The chancellor is deviating little from the austerity path set by his predecessor, George Osborne. For most families, the bigger picture of Brexit, and what subsequently happens to jobs, interest rates and economic growth, will far outweigh any tinkering by the Treasury.
Many were left wondering why government advisers focused so heavily on the Jams prior to the statement and then spread the giveaways so thinly.
Yes, there is some softening of cuts to tax credits, now under the umbrella of universal credit. The taper rate – the amount of credit withdrawn as recipients earn more – will fall from 65p to 63p per pound earned over the work allowance. In real terms, it means someone receiving the “national living wage” will gain about £250, while a family earning £30,000 a year will be £500 better off.

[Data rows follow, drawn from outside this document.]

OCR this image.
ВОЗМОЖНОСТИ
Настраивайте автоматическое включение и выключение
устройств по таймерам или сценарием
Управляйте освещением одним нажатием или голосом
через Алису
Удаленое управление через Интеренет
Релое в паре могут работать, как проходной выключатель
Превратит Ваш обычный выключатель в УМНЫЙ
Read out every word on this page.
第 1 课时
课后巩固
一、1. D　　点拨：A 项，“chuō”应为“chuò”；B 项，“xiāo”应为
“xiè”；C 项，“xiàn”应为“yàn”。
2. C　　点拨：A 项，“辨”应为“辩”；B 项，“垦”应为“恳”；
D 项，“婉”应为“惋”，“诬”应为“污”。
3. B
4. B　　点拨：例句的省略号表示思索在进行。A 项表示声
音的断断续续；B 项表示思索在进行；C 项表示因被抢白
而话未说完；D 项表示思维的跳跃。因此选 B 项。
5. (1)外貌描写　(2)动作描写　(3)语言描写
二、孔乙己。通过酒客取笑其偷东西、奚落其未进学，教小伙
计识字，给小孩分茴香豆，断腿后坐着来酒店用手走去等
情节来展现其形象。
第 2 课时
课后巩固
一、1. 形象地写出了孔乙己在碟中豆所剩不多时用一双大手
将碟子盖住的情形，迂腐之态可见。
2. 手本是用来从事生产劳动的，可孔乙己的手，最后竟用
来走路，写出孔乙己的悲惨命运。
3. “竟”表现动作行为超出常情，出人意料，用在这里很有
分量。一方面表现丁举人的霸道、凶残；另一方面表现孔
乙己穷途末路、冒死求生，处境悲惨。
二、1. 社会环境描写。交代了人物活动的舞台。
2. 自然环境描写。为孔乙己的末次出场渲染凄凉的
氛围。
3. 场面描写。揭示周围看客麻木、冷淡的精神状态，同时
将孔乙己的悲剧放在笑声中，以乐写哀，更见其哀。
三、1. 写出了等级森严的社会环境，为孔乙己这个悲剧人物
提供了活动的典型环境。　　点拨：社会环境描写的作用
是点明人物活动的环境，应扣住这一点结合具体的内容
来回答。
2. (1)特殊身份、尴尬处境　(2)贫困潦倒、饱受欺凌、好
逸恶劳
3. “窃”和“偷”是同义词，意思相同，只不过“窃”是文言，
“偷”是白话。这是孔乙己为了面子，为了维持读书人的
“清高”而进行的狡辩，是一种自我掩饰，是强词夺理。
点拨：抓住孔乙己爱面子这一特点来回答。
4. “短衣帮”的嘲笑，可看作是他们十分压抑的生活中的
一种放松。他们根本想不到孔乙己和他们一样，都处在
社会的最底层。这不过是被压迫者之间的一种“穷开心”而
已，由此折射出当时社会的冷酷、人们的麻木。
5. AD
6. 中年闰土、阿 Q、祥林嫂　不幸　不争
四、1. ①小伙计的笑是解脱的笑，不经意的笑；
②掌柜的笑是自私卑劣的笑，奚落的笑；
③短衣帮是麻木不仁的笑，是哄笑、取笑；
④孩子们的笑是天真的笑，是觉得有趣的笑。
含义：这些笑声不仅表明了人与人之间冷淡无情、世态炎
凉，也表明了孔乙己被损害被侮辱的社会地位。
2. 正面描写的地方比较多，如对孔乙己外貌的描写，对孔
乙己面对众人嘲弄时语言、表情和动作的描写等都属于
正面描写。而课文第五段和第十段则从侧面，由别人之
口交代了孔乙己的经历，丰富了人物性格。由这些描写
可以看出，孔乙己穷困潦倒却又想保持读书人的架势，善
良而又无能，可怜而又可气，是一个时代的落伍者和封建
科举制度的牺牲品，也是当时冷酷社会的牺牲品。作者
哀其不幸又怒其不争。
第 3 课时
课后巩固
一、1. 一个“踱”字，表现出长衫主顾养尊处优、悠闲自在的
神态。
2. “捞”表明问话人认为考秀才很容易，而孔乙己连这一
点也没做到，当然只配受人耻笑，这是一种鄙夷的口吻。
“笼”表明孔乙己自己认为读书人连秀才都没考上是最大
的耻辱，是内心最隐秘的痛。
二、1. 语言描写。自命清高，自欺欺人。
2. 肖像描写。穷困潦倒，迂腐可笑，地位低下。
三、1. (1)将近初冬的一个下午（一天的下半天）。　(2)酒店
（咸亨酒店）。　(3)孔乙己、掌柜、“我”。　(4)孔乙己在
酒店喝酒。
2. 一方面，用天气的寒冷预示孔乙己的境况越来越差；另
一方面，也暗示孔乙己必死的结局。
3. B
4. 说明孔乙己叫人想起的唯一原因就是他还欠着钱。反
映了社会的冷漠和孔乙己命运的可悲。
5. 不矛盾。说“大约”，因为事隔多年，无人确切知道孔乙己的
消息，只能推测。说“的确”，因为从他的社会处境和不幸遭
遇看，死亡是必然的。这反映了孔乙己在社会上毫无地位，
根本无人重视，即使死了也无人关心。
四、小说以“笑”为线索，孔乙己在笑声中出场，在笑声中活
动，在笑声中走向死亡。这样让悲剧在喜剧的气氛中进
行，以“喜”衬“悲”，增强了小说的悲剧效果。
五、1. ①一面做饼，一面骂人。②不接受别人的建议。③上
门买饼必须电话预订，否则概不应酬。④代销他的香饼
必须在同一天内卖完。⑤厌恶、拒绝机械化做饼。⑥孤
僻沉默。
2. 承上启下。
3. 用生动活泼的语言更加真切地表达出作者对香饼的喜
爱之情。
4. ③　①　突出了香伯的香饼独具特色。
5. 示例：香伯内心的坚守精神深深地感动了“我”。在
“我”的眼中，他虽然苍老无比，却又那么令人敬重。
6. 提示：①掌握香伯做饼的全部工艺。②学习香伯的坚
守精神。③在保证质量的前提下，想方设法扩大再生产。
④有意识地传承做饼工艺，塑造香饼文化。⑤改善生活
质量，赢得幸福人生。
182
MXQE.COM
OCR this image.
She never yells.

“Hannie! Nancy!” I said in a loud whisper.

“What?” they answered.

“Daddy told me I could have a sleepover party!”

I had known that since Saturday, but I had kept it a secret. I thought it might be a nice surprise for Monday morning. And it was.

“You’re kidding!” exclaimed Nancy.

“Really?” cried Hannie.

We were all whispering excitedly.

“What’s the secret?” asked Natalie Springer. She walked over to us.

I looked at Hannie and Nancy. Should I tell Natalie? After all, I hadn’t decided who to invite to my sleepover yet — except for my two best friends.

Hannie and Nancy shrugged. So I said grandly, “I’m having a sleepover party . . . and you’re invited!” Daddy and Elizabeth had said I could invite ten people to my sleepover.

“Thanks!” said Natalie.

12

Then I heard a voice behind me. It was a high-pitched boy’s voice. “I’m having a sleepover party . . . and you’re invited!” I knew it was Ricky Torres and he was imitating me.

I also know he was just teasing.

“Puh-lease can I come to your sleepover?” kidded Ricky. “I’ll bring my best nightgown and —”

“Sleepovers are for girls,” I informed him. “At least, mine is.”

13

However, as the Resolution Foundation thinktank said, these gains were more than outweighed by cuts to the work allowance, which is the amount you can earn before your benefits are tapered away.
The households affected by this will be hit the most by rising food prices, which have a disproportionate impact on poorer Britons. The former Sainsbury’s chief executive Justin King is forecasting an increase of 5% in the coming year, which will wipe out the gains that low-income workers will make from the rise in the national living wage to £7.50 an hour.
Other unavoidable bills are also marching upwards. The 2% rise in insurance premium tax will add £10.70 to the average bill for cars, and up to £10 to buildings and contents insurance.
Before the autumn statement on Wednesday, it was clear that car insurance rates were already rising sharply, up by 16% over the past year. Even taking into account the shake-up on whiplash, which will cut bills by £40, and the latest freeze in fuel duty, motorists will probably be net losers.
Then there are the scary forecasts of increases in gas and electricity bills of at least 5%, but up to 26% on some tariffs. Household budgets will remain under intense pressure throughout 2017 and beyond.
But the ban on letting agency fees should not be anything other than thoroughly welcomed, irrespective of the predictable bleating from England’s estate agents. What we know is that in Scotland, where the ban has been in place for four years, agents are not in dire straits.
Hammond also promised another £1.4bn for affordable housing to help build an additional 40,000 homes. Combined with a plethora of schemes, he pledged to “more than double, in real terms, annual capital spending on housing”.
Housing is the central financial worry of the millennial generation, so this is to be welcomed. But whether an uptick in supply will have any real impact on making homes more affordable is another matter.
In one area, Hammond was curiously quiet. Pensioners, the bedrock of Conservative support, were barely mentioned, despite the fact that the state pension is a giant component of public spending. The triple lock, which guarantees rises in the state pension of whatever is higher out of the rate of inflation, average earnings or 2.5%, will be maintained, he said.
But in his next sentence, Hammond warned of the challenges of “rising longevity” and future spending priorities.
Not only was this the last autumn statement, we have probably also seen the last in which giveaways to pensioners are at the heart of the chancellor’s speech.